More students and employees
Opening the new campus allowed the charter school to free up space at the elementary campus, located on East Second Avenue, and middle school campus.
Piedmont Charter hired an additional teacher for each grade level in grades kindergarten through fourth grade, and two additional teachers for each grade level in grades five through eight.
High school enrollment alone increased from 366 students during the 2019-20 school year to 574 this school year. The high school campus has a capacity of 600, according to Killen.
K-12 enrollment at Piedmont Charter increased by 500 students to a total of 1,800, according to the school. Killen expects the Piedmont Charter’s total enrollment to reach 1,900 students next school year.
Career and technical education will be a focus
Business and health sciences programs will be a new focus at Piedmont Charter.
A mathematics teacher at the school began offering business classes at the school this school year.
Bridges hopes to soon partner with Gaston College so students in Piedmont Charter’s health sciences program can earn nursing certifications as they finish high school.
Students have shown promising, long-term interest in the programs – especially health sciences, Bridges said. The school currently offers three health sciences courses, which each have more than 20 students in them.
“We’re filled up in health sciences,” he said.
It nods to a Gaston County tradition
Michael Satterfield, president of Piedmont Charter’s board of directors, noted that paying tribute to Gaston County through the design of the new building was a critical aspect of the project.

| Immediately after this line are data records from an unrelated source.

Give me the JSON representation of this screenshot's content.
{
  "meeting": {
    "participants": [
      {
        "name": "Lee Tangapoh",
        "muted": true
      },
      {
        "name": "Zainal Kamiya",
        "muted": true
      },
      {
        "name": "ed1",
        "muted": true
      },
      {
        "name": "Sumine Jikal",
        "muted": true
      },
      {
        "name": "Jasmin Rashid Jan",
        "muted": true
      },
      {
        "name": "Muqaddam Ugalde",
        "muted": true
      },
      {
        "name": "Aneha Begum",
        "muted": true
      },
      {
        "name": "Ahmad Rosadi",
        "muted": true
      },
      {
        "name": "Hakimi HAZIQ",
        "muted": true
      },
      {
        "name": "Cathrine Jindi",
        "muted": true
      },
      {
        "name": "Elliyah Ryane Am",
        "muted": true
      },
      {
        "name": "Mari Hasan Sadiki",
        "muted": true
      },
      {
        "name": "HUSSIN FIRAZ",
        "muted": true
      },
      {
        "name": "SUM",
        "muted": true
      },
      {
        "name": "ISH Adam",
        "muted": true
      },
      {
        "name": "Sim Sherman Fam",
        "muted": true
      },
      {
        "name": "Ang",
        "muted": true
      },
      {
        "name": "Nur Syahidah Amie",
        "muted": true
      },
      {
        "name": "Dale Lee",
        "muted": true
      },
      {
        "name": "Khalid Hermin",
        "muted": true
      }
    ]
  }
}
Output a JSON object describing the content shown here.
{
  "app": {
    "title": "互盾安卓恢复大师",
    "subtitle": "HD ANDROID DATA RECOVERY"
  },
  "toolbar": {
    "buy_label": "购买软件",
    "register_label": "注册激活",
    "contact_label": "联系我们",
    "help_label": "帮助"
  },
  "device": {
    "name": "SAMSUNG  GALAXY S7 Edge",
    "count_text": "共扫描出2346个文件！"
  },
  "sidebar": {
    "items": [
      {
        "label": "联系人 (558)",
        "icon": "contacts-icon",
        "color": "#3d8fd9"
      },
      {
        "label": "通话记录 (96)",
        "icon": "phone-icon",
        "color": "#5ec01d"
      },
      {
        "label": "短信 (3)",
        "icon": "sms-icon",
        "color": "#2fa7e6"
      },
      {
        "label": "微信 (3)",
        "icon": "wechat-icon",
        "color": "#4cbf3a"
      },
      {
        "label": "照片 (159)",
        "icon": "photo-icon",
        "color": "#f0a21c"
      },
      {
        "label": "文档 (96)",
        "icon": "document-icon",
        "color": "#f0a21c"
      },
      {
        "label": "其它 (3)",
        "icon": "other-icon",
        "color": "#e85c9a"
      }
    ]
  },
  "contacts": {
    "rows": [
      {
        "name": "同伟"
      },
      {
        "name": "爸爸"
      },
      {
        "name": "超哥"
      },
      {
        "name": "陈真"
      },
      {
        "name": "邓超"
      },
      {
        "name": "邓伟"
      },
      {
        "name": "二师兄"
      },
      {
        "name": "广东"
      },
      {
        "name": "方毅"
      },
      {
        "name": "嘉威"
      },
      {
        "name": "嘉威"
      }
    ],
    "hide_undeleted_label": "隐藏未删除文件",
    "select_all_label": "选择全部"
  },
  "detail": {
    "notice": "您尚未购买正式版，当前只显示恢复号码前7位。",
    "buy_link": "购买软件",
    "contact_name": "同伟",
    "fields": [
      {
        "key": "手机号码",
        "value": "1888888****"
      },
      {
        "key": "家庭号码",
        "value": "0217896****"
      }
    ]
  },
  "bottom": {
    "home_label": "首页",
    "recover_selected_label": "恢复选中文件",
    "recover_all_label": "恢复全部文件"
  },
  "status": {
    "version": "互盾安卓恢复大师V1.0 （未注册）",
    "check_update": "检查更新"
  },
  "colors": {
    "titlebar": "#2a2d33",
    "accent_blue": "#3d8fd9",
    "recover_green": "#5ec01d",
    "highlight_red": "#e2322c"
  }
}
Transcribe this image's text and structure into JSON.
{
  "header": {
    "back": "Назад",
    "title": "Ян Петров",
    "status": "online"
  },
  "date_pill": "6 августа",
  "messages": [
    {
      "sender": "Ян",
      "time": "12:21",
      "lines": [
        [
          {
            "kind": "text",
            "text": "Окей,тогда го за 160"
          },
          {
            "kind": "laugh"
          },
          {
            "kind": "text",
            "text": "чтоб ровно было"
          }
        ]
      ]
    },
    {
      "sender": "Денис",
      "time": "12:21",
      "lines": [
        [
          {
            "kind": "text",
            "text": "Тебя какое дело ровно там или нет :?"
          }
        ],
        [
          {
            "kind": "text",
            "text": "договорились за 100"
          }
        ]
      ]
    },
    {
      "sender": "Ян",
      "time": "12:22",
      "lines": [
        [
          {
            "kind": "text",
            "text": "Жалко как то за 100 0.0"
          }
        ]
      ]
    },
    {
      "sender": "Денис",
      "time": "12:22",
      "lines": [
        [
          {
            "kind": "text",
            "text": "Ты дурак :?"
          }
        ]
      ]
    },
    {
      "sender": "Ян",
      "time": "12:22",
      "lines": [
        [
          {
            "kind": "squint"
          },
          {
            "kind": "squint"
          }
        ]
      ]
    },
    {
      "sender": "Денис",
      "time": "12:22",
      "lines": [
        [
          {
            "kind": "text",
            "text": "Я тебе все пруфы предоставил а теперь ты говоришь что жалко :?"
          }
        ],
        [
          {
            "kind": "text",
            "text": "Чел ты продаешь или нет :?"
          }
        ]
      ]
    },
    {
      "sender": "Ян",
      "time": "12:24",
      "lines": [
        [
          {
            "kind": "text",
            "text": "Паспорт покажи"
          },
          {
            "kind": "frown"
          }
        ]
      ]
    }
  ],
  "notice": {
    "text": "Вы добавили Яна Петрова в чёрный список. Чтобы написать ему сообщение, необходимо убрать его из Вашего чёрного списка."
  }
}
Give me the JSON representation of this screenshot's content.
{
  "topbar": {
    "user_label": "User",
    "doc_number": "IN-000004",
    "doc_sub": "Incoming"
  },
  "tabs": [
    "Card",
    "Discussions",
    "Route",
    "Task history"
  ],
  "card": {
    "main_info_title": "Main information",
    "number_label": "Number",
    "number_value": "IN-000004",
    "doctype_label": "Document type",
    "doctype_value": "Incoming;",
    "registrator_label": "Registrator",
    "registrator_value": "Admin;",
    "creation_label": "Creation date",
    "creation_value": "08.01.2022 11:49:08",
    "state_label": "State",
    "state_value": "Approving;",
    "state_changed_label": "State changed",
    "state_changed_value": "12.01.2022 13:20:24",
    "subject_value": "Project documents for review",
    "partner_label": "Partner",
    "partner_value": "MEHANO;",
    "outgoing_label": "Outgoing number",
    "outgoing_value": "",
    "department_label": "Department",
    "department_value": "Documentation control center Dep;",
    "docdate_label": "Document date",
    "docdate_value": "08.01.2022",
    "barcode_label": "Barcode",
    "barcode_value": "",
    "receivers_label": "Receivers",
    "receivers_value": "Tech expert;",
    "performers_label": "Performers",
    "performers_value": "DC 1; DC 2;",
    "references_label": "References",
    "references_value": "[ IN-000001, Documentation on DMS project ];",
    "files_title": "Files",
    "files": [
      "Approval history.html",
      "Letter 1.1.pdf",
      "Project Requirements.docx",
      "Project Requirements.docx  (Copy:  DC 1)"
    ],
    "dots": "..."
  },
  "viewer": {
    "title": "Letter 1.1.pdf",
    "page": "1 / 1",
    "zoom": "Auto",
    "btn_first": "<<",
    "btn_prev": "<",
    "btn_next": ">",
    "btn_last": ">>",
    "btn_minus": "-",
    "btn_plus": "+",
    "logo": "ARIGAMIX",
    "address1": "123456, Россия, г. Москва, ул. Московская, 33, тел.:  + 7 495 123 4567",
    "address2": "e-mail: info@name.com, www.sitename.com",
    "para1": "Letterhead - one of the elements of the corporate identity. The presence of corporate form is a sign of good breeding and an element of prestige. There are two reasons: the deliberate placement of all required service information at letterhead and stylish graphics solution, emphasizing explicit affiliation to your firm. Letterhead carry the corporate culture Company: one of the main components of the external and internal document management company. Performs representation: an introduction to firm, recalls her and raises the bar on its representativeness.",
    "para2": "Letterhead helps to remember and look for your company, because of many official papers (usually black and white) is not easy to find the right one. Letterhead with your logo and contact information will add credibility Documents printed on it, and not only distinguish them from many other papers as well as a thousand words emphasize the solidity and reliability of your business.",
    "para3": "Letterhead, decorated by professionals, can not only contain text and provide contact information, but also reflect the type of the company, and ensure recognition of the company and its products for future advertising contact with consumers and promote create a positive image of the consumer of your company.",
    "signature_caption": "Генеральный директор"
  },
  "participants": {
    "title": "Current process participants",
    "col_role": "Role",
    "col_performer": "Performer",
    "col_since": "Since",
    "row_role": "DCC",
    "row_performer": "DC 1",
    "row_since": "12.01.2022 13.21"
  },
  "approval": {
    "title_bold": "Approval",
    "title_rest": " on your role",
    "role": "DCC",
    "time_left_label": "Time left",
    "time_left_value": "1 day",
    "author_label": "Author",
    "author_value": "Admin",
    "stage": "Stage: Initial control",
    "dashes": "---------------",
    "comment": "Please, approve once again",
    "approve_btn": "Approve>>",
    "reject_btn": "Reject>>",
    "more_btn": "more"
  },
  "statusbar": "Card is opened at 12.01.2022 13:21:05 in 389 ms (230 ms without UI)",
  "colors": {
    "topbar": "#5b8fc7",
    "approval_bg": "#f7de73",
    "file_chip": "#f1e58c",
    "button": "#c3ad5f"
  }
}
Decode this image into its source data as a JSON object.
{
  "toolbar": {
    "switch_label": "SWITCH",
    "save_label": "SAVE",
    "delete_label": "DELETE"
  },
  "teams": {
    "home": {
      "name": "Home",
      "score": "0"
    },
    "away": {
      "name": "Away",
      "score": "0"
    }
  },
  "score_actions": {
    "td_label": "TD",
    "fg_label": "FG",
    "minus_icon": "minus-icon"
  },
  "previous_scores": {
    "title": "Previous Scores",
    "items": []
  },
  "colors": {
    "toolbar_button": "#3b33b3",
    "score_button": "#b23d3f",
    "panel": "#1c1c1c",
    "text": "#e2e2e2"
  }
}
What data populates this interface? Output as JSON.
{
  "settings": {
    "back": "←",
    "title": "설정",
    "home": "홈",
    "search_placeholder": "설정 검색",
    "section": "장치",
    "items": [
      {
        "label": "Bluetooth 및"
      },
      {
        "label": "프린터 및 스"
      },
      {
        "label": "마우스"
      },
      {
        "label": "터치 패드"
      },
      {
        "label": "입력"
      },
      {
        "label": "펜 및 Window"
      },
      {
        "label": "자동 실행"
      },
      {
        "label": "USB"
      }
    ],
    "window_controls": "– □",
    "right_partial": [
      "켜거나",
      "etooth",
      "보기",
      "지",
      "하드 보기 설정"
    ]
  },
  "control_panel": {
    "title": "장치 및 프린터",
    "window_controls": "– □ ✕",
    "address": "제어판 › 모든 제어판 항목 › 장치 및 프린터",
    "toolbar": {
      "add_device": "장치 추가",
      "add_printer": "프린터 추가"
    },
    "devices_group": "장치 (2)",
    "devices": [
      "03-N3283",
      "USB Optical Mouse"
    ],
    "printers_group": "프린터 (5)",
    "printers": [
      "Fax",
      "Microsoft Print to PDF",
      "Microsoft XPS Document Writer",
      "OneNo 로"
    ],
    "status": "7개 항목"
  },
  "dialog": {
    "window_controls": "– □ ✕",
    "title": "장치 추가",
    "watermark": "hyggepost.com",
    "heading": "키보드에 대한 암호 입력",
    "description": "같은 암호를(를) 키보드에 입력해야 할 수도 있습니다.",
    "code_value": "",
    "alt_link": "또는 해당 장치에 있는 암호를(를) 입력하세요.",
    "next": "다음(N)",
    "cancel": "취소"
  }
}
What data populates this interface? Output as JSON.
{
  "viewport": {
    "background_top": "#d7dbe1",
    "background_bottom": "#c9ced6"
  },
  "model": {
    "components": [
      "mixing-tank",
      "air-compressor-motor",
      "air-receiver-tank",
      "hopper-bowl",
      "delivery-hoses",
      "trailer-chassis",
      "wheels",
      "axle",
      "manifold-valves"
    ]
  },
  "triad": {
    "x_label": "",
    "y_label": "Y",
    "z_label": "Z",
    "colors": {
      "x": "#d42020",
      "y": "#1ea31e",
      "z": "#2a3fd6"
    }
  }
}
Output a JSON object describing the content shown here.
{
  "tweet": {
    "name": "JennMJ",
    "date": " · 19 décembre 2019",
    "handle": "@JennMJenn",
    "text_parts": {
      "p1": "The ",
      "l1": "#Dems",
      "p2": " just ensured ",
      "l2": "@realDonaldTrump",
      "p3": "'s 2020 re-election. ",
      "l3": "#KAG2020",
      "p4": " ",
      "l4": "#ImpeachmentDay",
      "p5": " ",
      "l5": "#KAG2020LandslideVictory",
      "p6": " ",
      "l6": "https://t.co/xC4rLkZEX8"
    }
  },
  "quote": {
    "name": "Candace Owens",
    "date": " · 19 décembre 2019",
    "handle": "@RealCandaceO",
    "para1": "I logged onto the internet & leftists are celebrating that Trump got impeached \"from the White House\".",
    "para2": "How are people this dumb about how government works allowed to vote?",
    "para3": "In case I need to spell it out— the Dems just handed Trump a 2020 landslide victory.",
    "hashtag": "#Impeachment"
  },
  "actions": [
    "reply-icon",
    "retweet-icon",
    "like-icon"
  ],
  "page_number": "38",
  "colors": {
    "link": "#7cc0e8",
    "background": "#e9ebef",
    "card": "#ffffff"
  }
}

Commuters who pass or stop by the high school campus – designed by Little Diversified Architectural Consulting and constructed by Rodgers Builders, both of Charlotte – may notice that the school building’s exterior aesthetic mirrors that of old textile mills throughout the county.
“It echoes some of the mill buildings you see in the county,” Satterfield said. “It’s the same rhythm [as a mill], with the glass high in the gym and the brick low.”
Much of the inspiration for the design came from a particular building along Spencer Mountain Road through Ranlo. School leaders took photos of the building before it was demolished and gave them to the architects for them to use as a guide for the exterior.
Satterfield, an architect by day, designed the school’s electronic sign along Robinwood Road.